Capital markets regulator SEBI has introduced a new option for appointment and removal of independent directors from the boards of companies, a move that will provide flexibility to such a process. Under this, the appointment and removal of independent directors could be done by way of two parameters – threshold for ordinary resolution and threshold for majority of minority shareholders.
Currently, the appointment, re-appointment or removal of independent directors is made through a special resolution. For a special resolution to be passed, 75% of ‘yes’ votes are needed from a company’s board.
To give these effects, SEBI has amended LODR (Listing Obligations and Disclosure Requirements) rules, according to a notification made public by the regulator on Tuesday.
Under the alternate mechanism, if the special resolution for appointment of an independent director does not get the requisite majority, then two other thresholds – for ordinary resolution and for majority of minority shareholders – would be tested.
If the resolution crosses the above two thresholds in the same voting process, then such a resolution for appointment of the independent director would be deemed to be approved by shareholders.
“In case a special resolution for the appointment of an independent director fails to get the requisite majority of votes, but the votes cast in favour of the resolution exceed the votes cast against the resolution, and the votes cast by the public shareholders in favour of the resolution exceed the votes cast against the resolution then the appointment of such an independent director shall be deemed to have been made,” SEBI said.
The same threshold will also be applicable for removal of an independent director appointed under this alternate mechanism.
In addition, the regulator has introduced provisions pertaining to schemes of arrangement for entities having listed debt securities, handling of unclaimed amounts pertaining to non-convertible securities of listed entities, and continuous disclosure norms for entities with listed non-convertible securities, pertaining to financial results and related requirements.
The entity that has listed non-convertible debt securities or non-convertible redeemable preference shares intending to undertake a scheme of arrangement will have to file the draft scheme of arrangement with the stock exchanges, along with a non-refundable fee for obtaining the ‘no-objection’ letter, before filing of such scheme with the National Company Law Tribunal (NCLT).
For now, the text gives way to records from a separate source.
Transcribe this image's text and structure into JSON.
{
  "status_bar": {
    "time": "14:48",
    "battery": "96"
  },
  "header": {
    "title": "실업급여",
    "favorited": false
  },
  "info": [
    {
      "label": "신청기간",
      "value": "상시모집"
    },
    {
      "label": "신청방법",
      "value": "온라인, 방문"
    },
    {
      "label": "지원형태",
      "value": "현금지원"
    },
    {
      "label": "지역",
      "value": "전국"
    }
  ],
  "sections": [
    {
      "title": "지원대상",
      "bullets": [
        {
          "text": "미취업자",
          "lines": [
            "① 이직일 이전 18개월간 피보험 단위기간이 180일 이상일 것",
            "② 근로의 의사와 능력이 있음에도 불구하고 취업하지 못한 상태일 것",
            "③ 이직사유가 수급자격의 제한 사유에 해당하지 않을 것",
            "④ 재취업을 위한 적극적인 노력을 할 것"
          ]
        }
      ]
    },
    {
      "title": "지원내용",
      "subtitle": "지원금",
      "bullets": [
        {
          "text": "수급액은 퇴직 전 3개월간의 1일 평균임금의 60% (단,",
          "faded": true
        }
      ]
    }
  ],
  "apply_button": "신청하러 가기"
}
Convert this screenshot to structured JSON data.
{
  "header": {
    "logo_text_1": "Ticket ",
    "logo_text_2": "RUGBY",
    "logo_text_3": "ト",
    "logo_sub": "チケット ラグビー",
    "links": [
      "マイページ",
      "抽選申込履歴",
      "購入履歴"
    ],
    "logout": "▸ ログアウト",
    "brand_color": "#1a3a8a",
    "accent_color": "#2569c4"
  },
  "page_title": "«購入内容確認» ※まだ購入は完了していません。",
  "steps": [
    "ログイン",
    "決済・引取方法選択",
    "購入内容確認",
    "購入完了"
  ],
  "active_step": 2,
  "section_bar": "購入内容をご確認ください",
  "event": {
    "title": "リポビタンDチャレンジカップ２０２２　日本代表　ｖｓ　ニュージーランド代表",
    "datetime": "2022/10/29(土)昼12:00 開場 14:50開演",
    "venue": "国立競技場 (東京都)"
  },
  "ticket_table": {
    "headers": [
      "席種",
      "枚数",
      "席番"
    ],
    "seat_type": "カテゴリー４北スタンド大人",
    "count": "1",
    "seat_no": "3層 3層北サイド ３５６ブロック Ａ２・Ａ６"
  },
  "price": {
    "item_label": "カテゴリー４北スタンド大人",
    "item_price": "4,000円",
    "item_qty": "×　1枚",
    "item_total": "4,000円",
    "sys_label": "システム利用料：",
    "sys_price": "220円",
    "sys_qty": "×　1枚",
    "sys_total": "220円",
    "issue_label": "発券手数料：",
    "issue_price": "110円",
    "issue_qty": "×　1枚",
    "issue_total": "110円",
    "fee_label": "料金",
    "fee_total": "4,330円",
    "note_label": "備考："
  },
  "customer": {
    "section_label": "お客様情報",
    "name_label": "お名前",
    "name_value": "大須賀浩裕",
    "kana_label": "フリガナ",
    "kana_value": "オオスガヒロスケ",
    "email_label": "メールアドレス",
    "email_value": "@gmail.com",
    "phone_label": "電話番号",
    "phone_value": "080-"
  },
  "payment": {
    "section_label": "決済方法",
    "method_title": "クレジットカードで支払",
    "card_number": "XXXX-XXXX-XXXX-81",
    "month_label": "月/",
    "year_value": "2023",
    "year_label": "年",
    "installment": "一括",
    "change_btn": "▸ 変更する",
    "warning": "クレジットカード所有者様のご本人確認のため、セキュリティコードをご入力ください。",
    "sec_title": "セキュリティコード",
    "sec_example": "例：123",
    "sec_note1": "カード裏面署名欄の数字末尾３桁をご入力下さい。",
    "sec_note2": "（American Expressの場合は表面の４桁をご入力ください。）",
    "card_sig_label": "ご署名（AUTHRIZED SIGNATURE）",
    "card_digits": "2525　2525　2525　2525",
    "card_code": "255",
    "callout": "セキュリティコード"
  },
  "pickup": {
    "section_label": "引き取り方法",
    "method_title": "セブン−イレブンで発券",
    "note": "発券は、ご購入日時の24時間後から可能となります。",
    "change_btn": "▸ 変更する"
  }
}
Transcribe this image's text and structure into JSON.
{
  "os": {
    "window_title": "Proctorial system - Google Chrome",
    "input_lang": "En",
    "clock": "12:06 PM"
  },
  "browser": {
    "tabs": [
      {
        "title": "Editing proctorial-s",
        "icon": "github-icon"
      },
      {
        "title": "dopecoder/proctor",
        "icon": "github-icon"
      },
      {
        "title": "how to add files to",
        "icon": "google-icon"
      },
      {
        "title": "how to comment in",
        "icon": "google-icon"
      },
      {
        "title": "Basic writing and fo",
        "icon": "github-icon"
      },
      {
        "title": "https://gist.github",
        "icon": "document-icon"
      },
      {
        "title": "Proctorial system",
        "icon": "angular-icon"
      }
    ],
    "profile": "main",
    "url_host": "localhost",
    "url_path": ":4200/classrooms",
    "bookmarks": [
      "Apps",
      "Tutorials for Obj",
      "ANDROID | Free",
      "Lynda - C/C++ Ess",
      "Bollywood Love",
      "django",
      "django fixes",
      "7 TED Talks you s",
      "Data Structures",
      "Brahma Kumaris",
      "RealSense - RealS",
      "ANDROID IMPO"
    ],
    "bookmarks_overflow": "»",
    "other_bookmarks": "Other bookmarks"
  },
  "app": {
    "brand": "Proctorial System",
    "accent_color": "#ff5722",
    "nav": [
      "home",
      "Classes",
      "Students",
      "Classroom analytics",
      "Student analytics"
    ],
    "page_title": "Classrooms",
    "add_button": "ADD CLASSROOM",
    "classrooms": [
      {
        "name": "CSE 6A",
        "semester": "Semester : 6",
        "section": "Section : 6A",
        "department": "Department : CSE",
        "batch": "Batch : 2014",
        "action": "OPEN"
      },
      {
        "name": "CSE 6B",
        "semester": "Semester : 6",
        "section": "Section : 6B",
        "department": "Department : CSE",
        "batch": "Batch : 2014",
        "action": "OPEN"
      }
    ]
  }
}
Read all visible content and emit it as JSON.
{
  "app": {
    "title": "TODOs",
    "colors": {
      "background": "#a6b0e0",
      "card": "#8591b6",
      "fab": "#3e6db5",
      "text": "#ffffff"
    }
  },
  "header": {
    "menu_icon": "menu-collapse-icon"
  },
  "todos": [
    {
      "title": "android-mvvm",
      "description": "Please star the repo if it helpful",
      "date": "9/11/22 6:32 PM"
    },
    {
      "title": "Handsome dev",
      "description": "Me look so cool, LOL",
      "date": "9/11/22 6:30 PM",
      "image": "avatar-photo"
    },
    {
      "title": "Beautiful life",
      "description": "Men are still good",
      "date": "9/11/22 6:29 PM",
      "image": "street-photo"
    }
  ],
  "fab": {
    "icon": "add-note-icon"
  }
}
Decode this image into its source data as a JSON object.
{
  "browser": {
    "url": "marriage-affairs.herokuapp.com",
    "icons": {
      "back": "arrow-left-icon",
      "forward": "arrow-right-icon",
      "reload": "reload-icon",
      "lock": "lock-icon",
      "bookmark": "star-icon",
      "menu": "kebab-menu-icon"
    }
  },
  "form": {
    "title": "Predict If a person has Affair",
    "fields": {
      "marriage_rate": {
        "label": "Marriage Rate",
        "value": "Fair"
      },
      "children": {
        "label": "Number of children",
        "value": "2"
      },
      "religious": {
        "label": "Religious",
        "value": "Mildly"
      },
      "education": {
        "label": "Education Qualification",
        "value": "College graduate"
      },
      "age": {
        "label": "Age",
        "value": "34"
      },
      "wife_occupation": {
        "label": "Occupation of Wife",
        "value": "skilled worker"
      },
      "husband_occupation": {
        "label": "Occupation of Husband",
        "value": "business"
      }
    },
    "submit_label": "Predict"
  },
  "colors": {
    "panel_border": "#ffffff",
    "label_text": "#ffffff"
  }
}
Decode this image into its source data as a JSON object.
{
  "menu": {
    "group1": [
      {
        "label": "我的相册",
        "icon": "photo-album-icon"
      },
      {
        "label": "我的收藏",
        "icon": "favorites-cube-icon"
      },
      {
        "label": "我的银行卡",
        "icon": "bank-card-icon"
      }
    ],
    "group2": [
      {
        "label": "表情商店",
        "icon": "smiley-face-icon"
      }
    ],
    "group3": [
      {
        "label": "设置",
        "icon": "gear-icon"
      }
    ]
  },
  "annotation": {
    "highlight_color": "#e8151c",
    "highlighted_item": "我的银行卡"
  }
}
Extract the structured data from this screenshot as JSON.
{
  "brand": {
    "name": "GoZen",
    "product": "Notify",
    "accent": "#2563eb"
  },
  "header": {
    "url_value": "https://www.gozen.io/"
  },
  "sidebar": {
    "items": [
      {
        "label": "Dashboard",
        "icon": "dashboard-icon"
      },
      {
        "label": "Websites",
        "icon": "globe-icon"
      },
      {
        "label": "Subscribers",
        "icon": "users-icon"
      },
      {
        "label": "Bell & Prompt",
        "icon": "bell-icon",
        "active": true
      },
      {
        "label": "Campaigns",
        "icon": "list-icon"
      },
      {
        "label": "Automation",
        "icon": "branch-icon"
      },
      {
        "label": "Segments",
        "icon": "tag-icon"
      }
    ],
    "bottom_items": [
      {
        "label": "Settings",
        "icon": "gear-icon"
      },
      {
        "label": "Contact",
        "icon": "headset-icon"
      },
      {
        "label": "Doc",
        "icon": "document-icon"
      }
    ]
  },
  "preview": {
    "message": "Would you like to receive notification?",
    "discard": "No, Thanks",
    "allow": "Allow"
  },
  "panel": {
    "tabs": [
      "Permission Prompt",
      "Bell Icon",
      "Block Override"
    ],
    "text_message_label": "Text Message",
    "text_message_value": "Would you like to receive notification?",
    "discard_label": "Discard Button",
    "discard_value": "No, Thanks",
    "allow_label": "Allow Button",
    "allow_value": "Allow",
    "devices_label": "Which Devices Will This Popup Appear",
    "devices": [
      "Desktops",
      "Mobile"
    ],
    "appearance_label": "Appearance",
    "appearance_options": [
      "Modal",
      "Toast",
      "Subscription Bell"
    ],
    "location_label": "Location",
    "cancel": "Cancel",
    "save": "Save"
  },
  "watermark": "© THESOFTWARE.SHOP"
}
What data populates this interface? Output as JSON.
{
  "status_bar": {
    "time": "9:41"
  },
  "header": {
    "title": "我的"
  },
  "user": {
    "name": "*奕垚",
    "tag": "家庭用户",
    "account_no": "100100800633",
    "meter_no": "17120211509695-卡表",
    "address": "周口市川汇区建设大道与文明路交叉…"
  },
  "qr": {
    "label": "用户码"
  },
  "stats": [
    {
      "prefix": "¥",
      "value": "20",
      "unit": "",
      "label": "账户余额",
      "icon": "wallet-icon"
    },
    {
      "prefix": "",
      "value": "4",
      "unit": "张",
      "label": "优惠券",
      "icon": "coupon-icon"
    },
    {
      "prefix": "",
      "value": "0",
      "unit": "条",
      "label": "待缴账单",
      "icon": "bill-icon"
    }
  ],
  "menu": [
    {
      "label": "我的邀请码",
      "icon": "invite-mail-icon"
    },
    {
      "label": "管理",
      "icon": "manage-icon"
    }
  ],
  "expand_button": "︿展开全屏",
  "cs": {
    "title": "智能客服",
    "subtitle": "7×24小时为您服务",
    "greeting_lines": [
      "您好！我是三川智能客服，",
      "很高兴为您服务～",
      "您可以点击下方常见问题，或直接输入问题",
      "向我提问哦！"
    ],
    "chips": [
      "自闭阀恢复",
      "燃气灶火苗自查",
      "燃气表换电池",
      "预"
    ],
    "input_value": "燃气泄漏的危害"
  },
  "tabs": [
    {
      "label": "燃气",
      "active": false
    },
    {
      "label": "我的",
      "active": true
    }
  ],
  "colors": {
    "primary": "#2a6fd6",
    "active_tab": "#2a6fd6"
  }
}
The listed entity would not file any scheme of arrangement with the NCLT unless it has obtained a no-objection letter from the stock exchanges. The listed entity would have to place the no-objection letter before the NCLT at the time of seeking approval for the scheme of arrangement.
“The validity of the no-objection letter of the stock exchange(s) shall be six months from the date of issuance, within which the draft scheme of arrangement shall be filed by the listed entity with the National Company Law Tribunal,” SEBI said.
Any amount lying unclaimed in the escrow account for more than seven years pertaining to non-convertible securities issued by listed entities would be transferred to the Investor Protection and Education Fund created by SEBI.
The regulator has eased the requirements/timelines pertaining to submission of financial results, provided clarity in provisions pertaining to disclosure of line items/ ratios, publication of results in newspapers and thereby brought uniformity in the disclosure requirements in parity with those for specified securities.